Sem dizer nada, ela fechou os olhos e retribuiu o abraço. Por alguns segundos, foi como se o tempo tivesse parado. Porém, logo recuaram, sabendo que estavam no trabalho e não deviam fazer isso. Aki sentia as bochechas queimando. Limpou discretamente os olhos e respirou fundo.
— Eu… vou fazer tudo que estiver ao meu alcance para cumprir a minha promessa — disse, encarando-o com firmeza. — Eu prometi que ia te ajudar… e vou continuar.
“Eu consigo. Não vou voltar atrás agora. Você não sabe o quanto suas palavras me atingiram.” Pensava.
Victor sorriu, encarando-a nos olhos.
— Aki… você já me ajudou de um jeito que eu nem sei como colocar em palavras. De verdade. Mas… seria ruim se você achasse que, por já ter feito isso, precisa se afastar.
Seu sorriso continuou no rosto, algo raro essa expressão se manter por tanto tempo.
— Então, você tem que me prometer outra coisa agora: que não vai se afastar quando sentir que já cumpriu seu objetivo. — Ele finalizou.
Ela hesitou, mas acabou rindo também, com um brilho renovado nos olhos.
— Prometo.
Então, ainda com aquele clima mais leve no ar, voltaram a organizar os papéis e documentos espalhados pela sala. E o dia continuou normalmente, com uma breve reunião com o chefe Akashi, informando algumas novidades com o retorno das atividades.

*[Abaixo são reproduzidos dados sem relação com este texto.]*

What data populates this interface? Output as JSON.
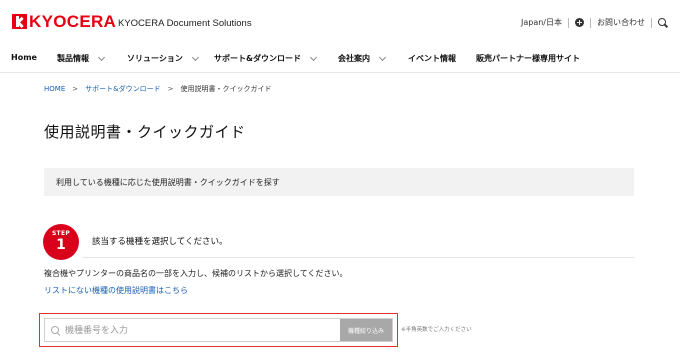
{
  "header": {
    "logo_text": "KYOCERA",
    "division": "KYOCERA Document Solutions",
    "language": "Japan/日本",
    "contact": "お問い合わせ",
    "icons": {
      "logo": "kyocera-logo-icon",
      "add": "plus-circle-icon",
      "search": "search-icon"
    },
    "brand_color": "#e60012"
  },
  "nav": {
    "items": [
      {
        "label": "Home",
        "dropdown": false
      },
      {
        "label": "製品情報",
        "dropdown": true
      },
      {
        "label": "ソリューション",
        "dropdown": true
      },
      {
        "label": "サポート&ダウンロード",
        "dropdown": true
      },
      {
        "label": "会社案内",
        "dropdown": true
      },
      {
        "label": "イベント情報",
        "dropdown": false
      },
      {
        "label": "販売パートナー様専用サイト",
        "dropdown": false
      }
    ]
  },
  "breadcrumb": {
    "home": "HOME",
    "support": "サポート&ダウンロード",
    "current": "使用説明書・クイックガイド",
    "separator": ">"
  },
  "page": {
    "title": "使用説明書・クイックガイド",
    "info": "利用している機種に応じた使用説明書・クイックガイドを探す"
  },
  "step": {
    "badge_label": "STEP",
    "badge_number": "1",
    "title": "該当する機種を選択してください。",
    "description": "複合機やプリンターの商品名の一部を入力し、候補のリストから選択してください。",
    "link": "リストにない機種の使用説明書はこちら",
    "accent_color": "#d9001b"
  },
  "search": {
    "placeholder": "機種番号を入力",
    "value": "",
    "button_label": "機種絞り込み",
    "note": "※半角英数でご入力ください"
  }
}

Na hora do almoço, conversaram bastante com seus colegas de trabalho, inclusive Victor estava se demonstrando mais aberto com eles. Aki observou isso e se sentiu imensamente feliz pelos avanços que Victor obteve.
“Isso me deixa feliz!” Ela pensou, com um sorriso, enquanto trocavam palavras numa conversa amistosa.